1 Segundo uma pesquisa realizada pela Universidade Azabu localizada no Japão, existe sim um vínculo especial entre o homem e seu melhor amigo. Esse vínculo é construído a partir de um processo hormonal ativado quando se olham, que funciona de modo semelhante ao que ocorre entre mãe e filho. É que esse olhar eleva tanto no animal quanto no seu dono os níveis de ocitocina no cérebro, hormônio relacionado à conduta paternal e maternal. A ocitocina atua também como neurotransmissor no cérebro e tem um papel importante no reconhecimento e estabelecimento de vínculos sociais, assim como na formação de relações de confiança (Mahau Cruz, Variedades, Facebook).

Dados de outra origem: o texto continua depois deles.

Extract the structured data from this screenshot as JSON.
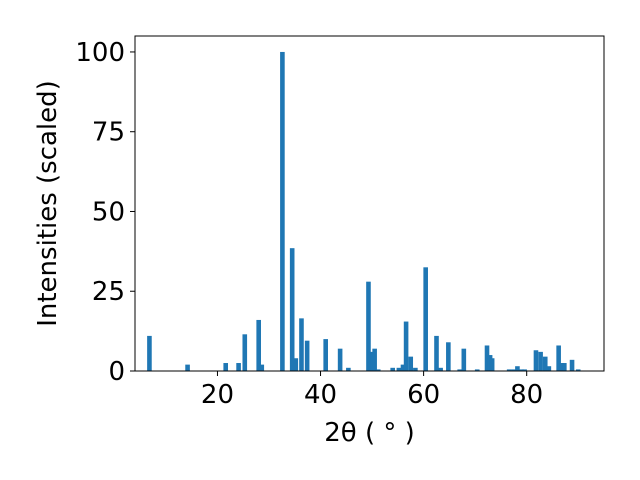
{
  "chart_data": {
    "type": "bar",
    "xlabel": "2θ ( ° )",
    "ylabel": "Intensities (scaled)",
    "xlim": [
      4,
      95
    ],
    "ylim": [
      0,
      105
    ],
    "xticks": [
      20,
      40,
      60,
      80
    ],
    "yticks": [
      0,
      25,
      50,
      75,
      100
    ],
    "bar_color": "#1f77b4",
    "grid": false,
    "points": [
      {
        "x": 6.8,
        "y": 11
      },
      {
        "x": 14.2,
        "y": 2
      },
      {
        "x": 21.6,
        "y": 2.5
      },
      {
        "x": 24.1,
        "y": 2.5
      },
      {
        "x": 25.3,
        "y": 11.5
      },
      {
        "x": 28.0,
        "y": 16
      },
      {
        "x": 28.6,
        "y": 2
      },
      {
        "x": 32.6,
        "y": 100
      },
      {
        "x": 34.5,
        "y": 38.5
      },
      {
        "x": 35.2,
        "y": 4
      },
      {
        "x": 36.3,
        "y": 16.5
      },
      {
        "x": 37.4,
        "y": 9.5
      },
      {
        "x": 41.0,
        "y": 10
      },
      {
        "x": 43.8,
        "y": 7
      },
      {
        "x": 45.4,
        "y": 1
      },
      {
        "x": 49.3,
        "y": 28
      },
      {
        "x": 50.1,
        "y": 6
      },
      {
        "x": 50.5,
        "y": 7
      },
      {
        "x": 51.2,
        "y": 0.5
      },
      {
        "x": 54.0,
        "y": 1
      },
      {
        "x": 55.2,
        "y": 1
      },
      {
        "x": 56.0,
        "y": 2
      },
      {
        "x": 56.6,
        "y": 15.5
      },
      {
        "x": 57.5,
        "y": 4.5
      },
      {
        "x": 58.4,
        "y": 1
      },
      {
        "x": 60.4,
        "y": 32.5
      },
      {
        "x": 62.5,
        "y": 11
      },
      {
        "x": 63.3,
        "y": 1
      },
      {
        "x": 64.8,
        "y": 9
      },
      {
        "x": 67.0,
        "y": 0.5
      },
      {
        "x": 67.8,
        "y": 7
      },
      {
        "x": 70.4,
        "y": 0.5
      },
      {
        "x": 72.3,
        "y": 8
      },
      {
        "x": 72.9,
        "y": 5
      },
      {
        "x": 73.3,
        "y": 4
      },
      {
        "x": 76.6,
        "y": 0.5
      },
      {
        "x": 77.5,
        "y": 0.5
      },
      {
        "x": 78.2,
        "y": 1.5
      },
      {
        "x": 79.0,
        "y": 0.5
      },
      {
        "x": 79.6,
        "y": 0.5
      },
      {
        "x": 81.8,
        "y": 6.5
      },
      {
        "x": 82.7,
        "y": 6
      },
      {
        "x": 83.6,
        "y": 4.5
      },
      {
        "x": 84.3,
        "y": 1.5
      },
      {
        "x": 86.2,
        "y": 8
      },
      {
        "x": 86.8,
        "y": 2.5
      },
      {
        "x": 87.3,
        "y": 2.5
      },
      {
        "x": 88.8,
        "y": 3.5
      },
      {
        "x": 90.0,
        "y": 0.5
      }
    ]
  }
}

2 Lembrando que a separação da mãe de seus filhotes antes do que seria o prazo natural para o desmame, seja para doação ou para fins comerciais, é o procedimento de rotina da grande maioria daqueles que dizem “amar” seus animais, e que optam pelo procedimento do não abandono ou do não sacrifício ao nascer.

Referências

Amor entre cães e dono é igual mãe e filho.
Bozzano, Ernest. Os animais têm alma? Tradução de Francisco klörs Werneck - 7ª. ed. - Bragança Paulista, SP, Editora 3 de outubro, 2011. 160 p.
Saint-Exupéry, Antoine de. O pequeno príncipe. Tradução de Ruy Pereira - 1ª. ed. Brasil, São Paulo, Editora Escola, 2015.